The problem with this comment is that we don't actually have any idea what Lincoln's attitude was. His public statements conflict wildly.
Lincoln was a political pragmatist of the first order. He said whatever he needed to say to whomever he was talking to at the time, and he did whatever he needed to do to hold the country together.
You just defined "Politician"
The problem with this comment is that we don't actually have any idea what Lincoln's attitude was. His public statements conflict wildly.
No they don't.
" It is useful when thinking about Abraham Lincoln's attitudes toward slavery and Blacks to remember that Lincoln was a Southerner born in a slave state to parents born and raised in slave states. His family shared some of their culture's bias toward individual Blacks, but opposed the institution of slavery. This background and the early move of the family to a free state shaped Lincoln's attitudes early in his adult life. Now consider several facts about Lincoln's political career:
1. While Lincoln was building political strength in local Illinois politics, he opposed the war with Mexico as inexpedient for several reasons, including that it was waged to increase the power of slave states in the institutions of Federal government.
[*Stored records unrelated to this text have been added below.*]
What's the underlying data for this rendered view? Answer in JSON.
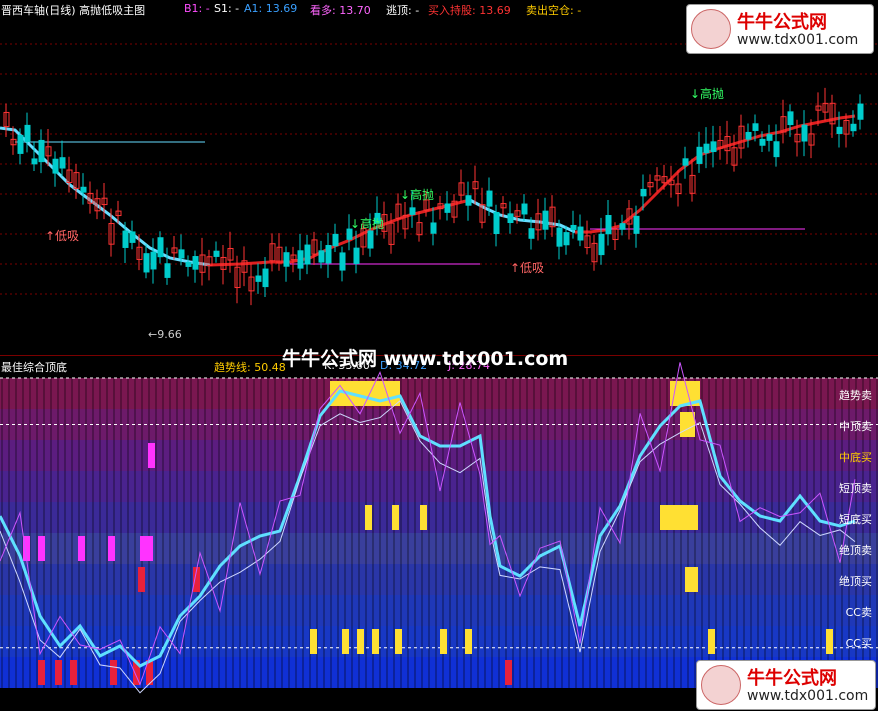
{
  "top": {
    "title": "晋西车轴(日线) 高抛低吸主图",
    "legend": [
      {
        "label": "B1: -",
        "color": "#ff4dff"
      },
      {
        "label": "S1: -",
        "color": "#ffffff"
      },
      {
        "label": "A1: 13.69",
        "color": "#3aa0ff"
      },
      {
        "label": "看多: 13.70",
        "color": "#ff66ff"
      },
      {
        "label": "逃顶: -",
        "color": "#ffffff"
      },
      {
        "label": "买入持股: 13.69",
        "color": "#ff3333"
      },
      {
        "label": "卖出空仓: -",
        "color": "#ffcc00"
      }
    ],
    "low_price_label": "←9.66",
    "signals": {
      "high_sell": "高抛",
      "low_buy": "低吸"
    }
  },
  "bottom": {
    "title": "最佳综合顶底",
    "indicators": [
      {
        "label": "趋势线: 50.48",
        "color": "#ffcc00"
      },
      {
        "label": "K: 33.60",
        "color": "#ffffff"
      },
      {
        "label": "D: 34.72",
        "color": "#3aa0ff"
      },
      {
        "label": "J: 28.74",
        "color": "#ff66ff"
      }
    ],
    "band_labels": [
      "趋势卖",
      "中顶卖",
      "中底买",
      "短顶卖",
      "短底买",
      "绝顶卖",
      "绝顶买",
      "CC卖",
      "CC买"
    ],
    "band_label_colors": [
      "#ffffff",
      "#ffffff",
      "#ffcc00",
      "#ffffff",
      "#ffffff",
      "#ffffff",
      "#ffffff",
      "#ffffff",
      "#ffffff"
    ]
  },
  "watermark": {
    "site_name": "牛牛公式网",
    "url": "www.tdx001.com",
    "center_text": "牛牛公式网  www.tdx001.com"
  },
  "colors": {
    "up_candle": "#ff3333",
    "down_candle": "#00cccc",
    "ma_up": "#e02020",
    "ma_down": "#66ddff",
    "grid": "#7a0000"
  }
}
2. During Lincoln's first term as U.S. congressman from Illinois in the late 1840's, he continued to criticize the Mexican war and worked out a bill (never introduced) calling for a referendum in the District of Columbia designed to free the slaves in that Federal enclave and compensate their owners.
3. His reentry into national politics in 1854 was clearly for the purpose of opposing the expansion of slavery into the territories under the provisions of the Kansas-Nebraska Act. He had his heart and soul involved with the idea of gradual emancipation to bring the fullest meaning to the words of Declaration of Independence that all men are created equal.
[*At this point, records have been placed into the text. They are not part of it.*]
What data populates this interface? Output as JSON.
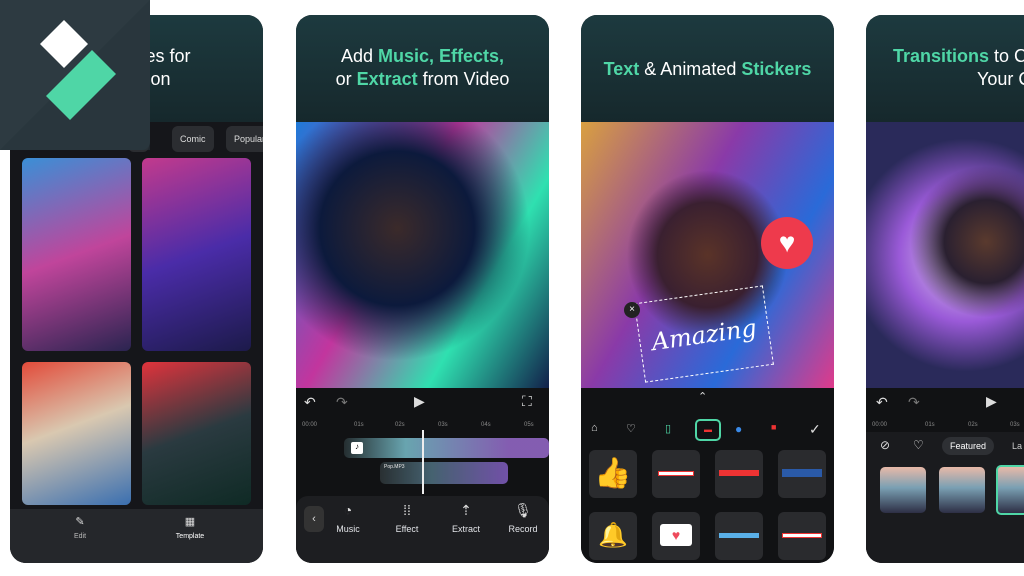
{
  "accent": "#4fd6a6",
  "panels": [
    {
      "headline_line1": "Templates for",
      "headline_line2": "Creation",
      "chips": [
        "k",
        "Comic",
        "Popular"
      ],
      "nav": [
        "Edit",
        "Template"
      ]
    },
    {
      "headline_pre1": "Add ",
      "h1": "Music, Effects,",
      "headline_pre2": "or ",
      "h2": "Extract",
      "headline_post2": " from Video",
      "times": [
        "00:00",
        "01s",
        "02s",
        "03s",
        "04s",
        "05s"
      ],
      "track": "Pop.MP3",
      "tools": [
        "Music",
        "Effect",
        "Extract",
        "Record"
      ]
    },
    {
      "h1": "Text",
      "mid": " & Animated ",
      "h2": "Stickers",
      "sticker_text": "Amazing"
    },
    {
      "h1": "Transitions",
      "post1": " to C",
      "line2": "Your Clip",
      "times": [
        "00:00",
        "01s",
        "02s",
        "03s"
      ],
      "tabs": [
        "Featured",
        "La"
      ]
    }
  ]
}
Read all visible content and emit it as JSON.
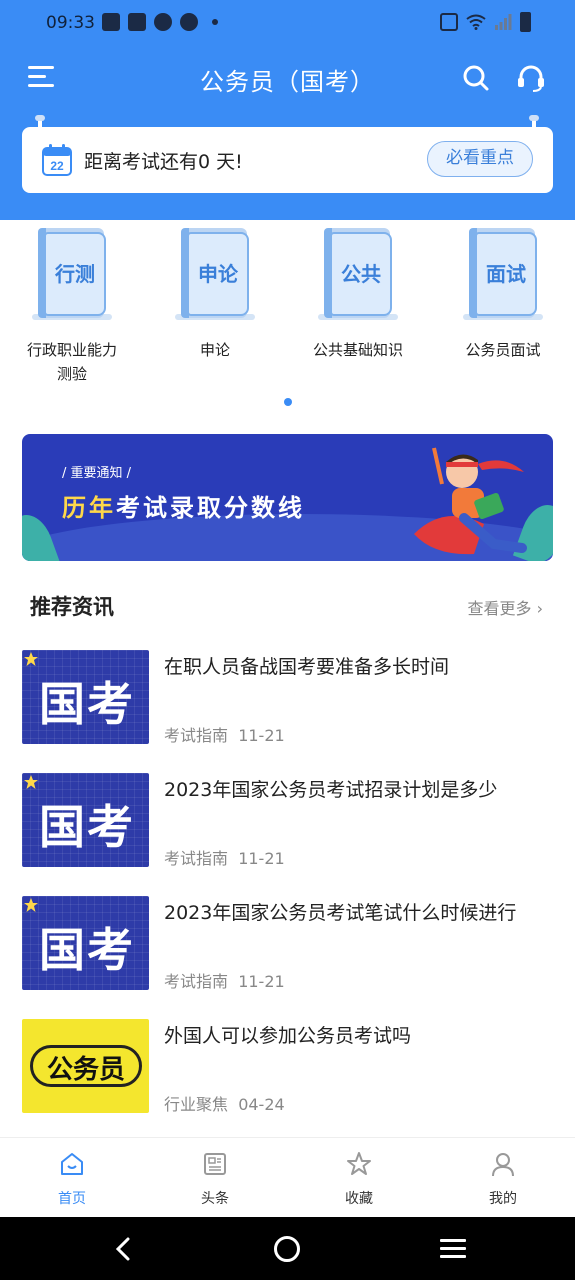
{
  "status_bar": {
    "time": "09:33"
  },
  "header": {
    "title": "公务员（国考）"
  },
  "countdown": {
    "text": "距离考试还有0 天!",
    "calendar_day": "22",
    "button_label": "必看重点"
  },
  "categories": [
    {
      "book_label": "行测",
      "label": "行政职业能力\n测验"
    },
    {
      "book_label": "申论",
      "label": "申论"
    },
    {
      "book_label": "公共",
      "label": "公共基础知识"
    },
    {
      "book_label": "面试",
      "label": "公务员面试"
    }
  ],
  "banner": {
    "tag": "/ 重要通知 /",
    "title_highlight": "历年",
    "title_rest": "考试录取分数线"
  },
  "recommend": {
    "title": "推荐资讯",
    "more": "查看更多",
    "items": [
      {
        "thumb": "国考",
        "title": "在职人员备战国考要准备多长时间",
        "category": "考试指南",
        "date": "11-21"
      },
      {
        "thumb": "国考",
        "title": "2023年国家公务员考试招录计划是多少",
        "category": "考试指南",
        "date": "11-21"
      },
      {
        "thumb": "国考",
        "title": "2023年国家公务员考试笔试什么时候进行",
        "category": "考试指南",
        "date": "11-21"
      },
      {
        "thumb": "公务员",
        "title": "外国人可以参加公务员考试吗",
        "category": "行业聚焦",
        "date": "04-24"
      }
    ]
  },
  "tabbar": {
    "items": [
      {
        "label": "首页",
        "icon": "home-icon",
        "active": true
      },
      {
        "label": "头条",
        "icon": "news-icon",
        "active": false
      },
      {
        "label": "收藏",
        "icon": "star-icon",
        "active": false
      },
      {
        "label": "我的",
        "icon": "user-icon",
        "active": false
      }
    ]
  },
  "colors": {
    "primary": "#3a8cf5",
    "banner": "#2a3cb8",
    "thumb_yellow": "#f4e62e"
  }
}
4. From 1854 to his nomination for the presidency in 1860, as James McPherson noted in his DRAWN WITH THE SWORD, "the dominant, unifying theme of Lincoln's career was opposition to the expansion of slavery as a vital first step toward placing it in the course of ultimate extinction." In those years he gave approximately 175 political speeches. McPherson notes that the "central message of these speeches showed Lincoln to be a "one-issue" man - the issue being slavery."
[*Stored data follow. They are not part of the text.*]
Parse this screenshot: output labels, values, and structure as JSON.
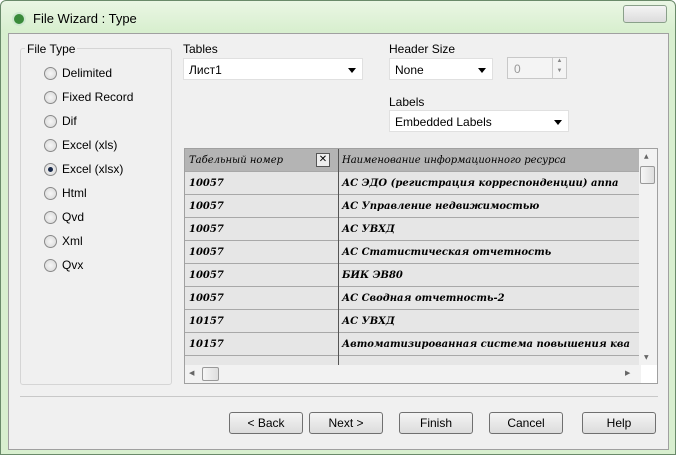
{
  "window": {
    "title": "File Wizard : Type"
  },
  "file_type": {
    "label": "File Type",
    "options": [
      {
        "label": "Delimited",
        "selected": false
      },
      {
        "label": "Fixed Record",
        "selected": false
      },
      {
        "label": "Dif",
        "selected": false
      },
      {
        "label": "Excel (xls)",
        "selected": false
      },
      {
        "label": "Excel (xlsx)",
        "selected": true
      },
      {
        "label": "Html",
        "selected": false
      },
      {
        "label": "Qvd",
        "selected": false
      },
      {
        "label": "Xml",
        "selected": false
      },
      {
        "label": "Qvx",
        "selected": false
      }
    ]
  },
  "tables": {
    "label": "Tables",
    "value": "Лист1"
  },
  "header_size": {
    "label": "Header Size",
    "value": "None",
    "spin_value": "0"
  },
  "labels": {
    "label": "Labels",
    "value": "Embedded Labels"
  },
  "grid": {
    "columns": [
      "Табельный номер",
      "Наименование информационного ресурса"
    ],
    "rows": [
      [
        "10057",
        "АС ЭДО (регистрация корреспонденции) аппа"
      ],
      [
        "10057",
        "АС Управление недвижимостью"
      ],
      [
        "10057",
        "АС УВХД"
      ],
      [
        "10057",
        "АС Статистическая отчетность"
      ],
      [
        "10057",
        "БИК ЭВ80"
      ],
      [
        "10057",
        "АС Сводная отчетность-2"
      ],
      [
        "10157",
        "АС УВХД"
      ],
      [
        "10157",
        "Автоматизированная система повышения ква"
      ]
    ]
  },
  "buttons": {
    "back": "< Back",
    "next": "Next >",
    "finish": "Finish",
    "cancel": "Cancel",
    "help": "Help"
  }
}
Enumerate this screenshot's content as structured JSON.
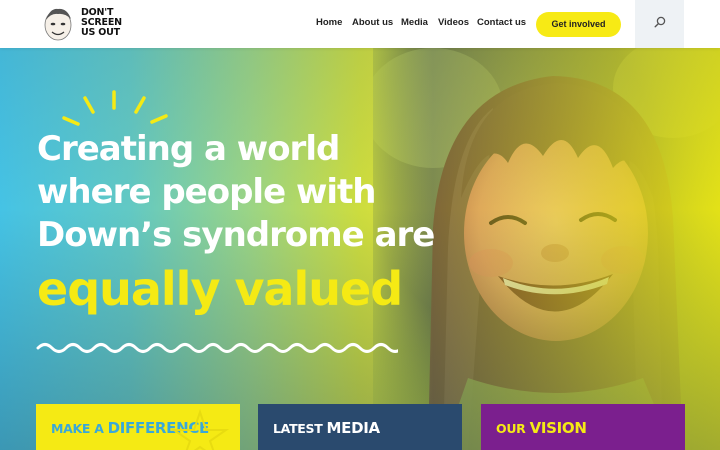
{
  "header": {
    "logo": {
      "line1": "DON'T",
      "line2": "SCREEN",
      "line3": "US OUT"
    },
    "nav": [
      {
        "label": "Home"
      },
      {
        "label": "About us"
      },
      {
        "label": "Media"
      },
      {
        "label": "Videos"
      },
      {
        "label": "Contact us"
      }
    ],
    "cta_label": "Get involved",
    "search_icon": "search-icon"
  },
  "hero": {
    "headline": [
      "Creating a world",
      "where people with",
      "Down’s syndrome are"
    ],
    "headline_accent": "equally valued",
    "colors": {
      "accent": "#f5ea14",
      "text": "#ffffff"
    }
  },
  "cards": [
    {
      "prefix": "MAKE A ",
      "emphasis": "DIFFERENCE",
      "bg": "#f5ea14"
    },
    {
      "prefix": "LATEST ",
      "emphasis": "MEDIA",
      "bg": "#2a4a6e"
    },
    {
      "prefix": "OUR ",
      "emphasis": "VISION",
      "bg": "#7b1f8e"
    }
  ]
}
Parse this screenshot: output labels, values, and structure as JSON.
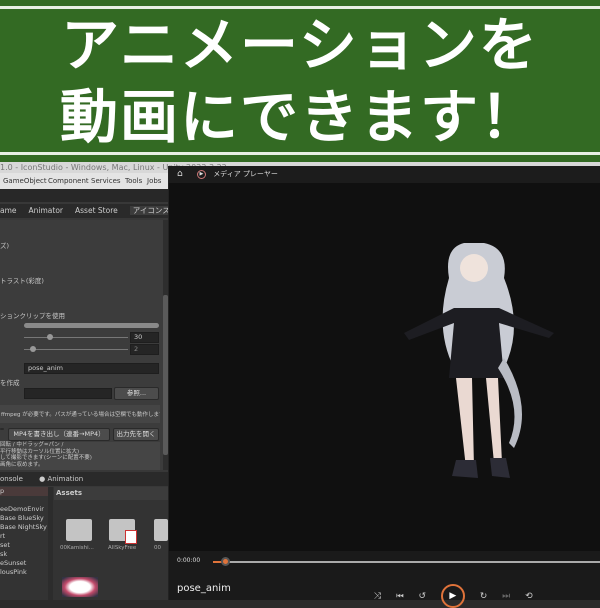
{
  "banner": {
    "line1": "アニメーションを",
    "line2": "動画にできます！",
    "bg_color": "#336a23"
  },
  "unity": {
    "title": "1.0 - IconStudio - Windows, Mac, Linux - Unity 2022.3.22",
    "menu": [
      "GameObject",
      "Component",
      "Services",
      "Tools",
      "Jobs"
    ],
    "tabs": [
      "ame",
      "Animator",
      "Asset Store",
      "アイコンスタ"
    ],
    "inspector": {
      "label1": "ズ)",
      "label2": "トラスト(彩度)",
      "label3": "ションクリップを使用",
      "slider1_value": "30",
      "slider2_value": "2",
      "filename": "pose_anim",
      "label4": "を作成",
      "browse": "参照...",
      "ffmpeg_note": "ffmpeg が必要です。パスが通っている場合は空欄でも動作します。",
      "export_button": "MP4を書き出し（連番→MP4）",
      "open_button": "出力先を開く",
      "help": [
        "回転 / 中ドラッグ=パン /",
        "平行移動はカーソル位置に拡大)",
        "して撮影できます(シーンに配置不要)",
        "画角に収めます。"
      ]
    },
    "bottom_tabs": [
      "onsole",
      "Animation"
    ],
    "project": {
      "tree": [
        "p",
        "",
        "eeDemoEnvir",
        "Base BlueSky",
        "Base NightSky",
        "rt",
        "set",
        "sk",
        "eSunset",
        "lousPink"
      ],
      "assets_label": "Assets",
      "assets": [
        "00Kamishi...",
        "AllSkyFree",
        "00"
      ]
    }
  },
  "player": {
    "title": "メディア プレーヤー",
    "time": "0:00:00",
    "progress": 0.03,
    "media_title": "pose_anim",
    "accent": "#e0733a"
  }
}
Thus, Lincoln's nomination to the presidency was based on a principled opposition to slavery on moral grounds, and that position was clear to voters both in the South and the North.
5. In his early speeches and actions as president-elect and president, he was clear in his opinion that he had no legal authority to interfere with slavery in the slave states. However, he was persistent and consistent in his efforts to encourage and aid voluntary emancipation in the loyal Border States, territories and the District of Columbia. These efforts predated his publication of the Preliminary Emancipation Proclamation.
In summary, I think one can safely say that Lincoln was clearly a gradual abolitionist from the beginning of his political career."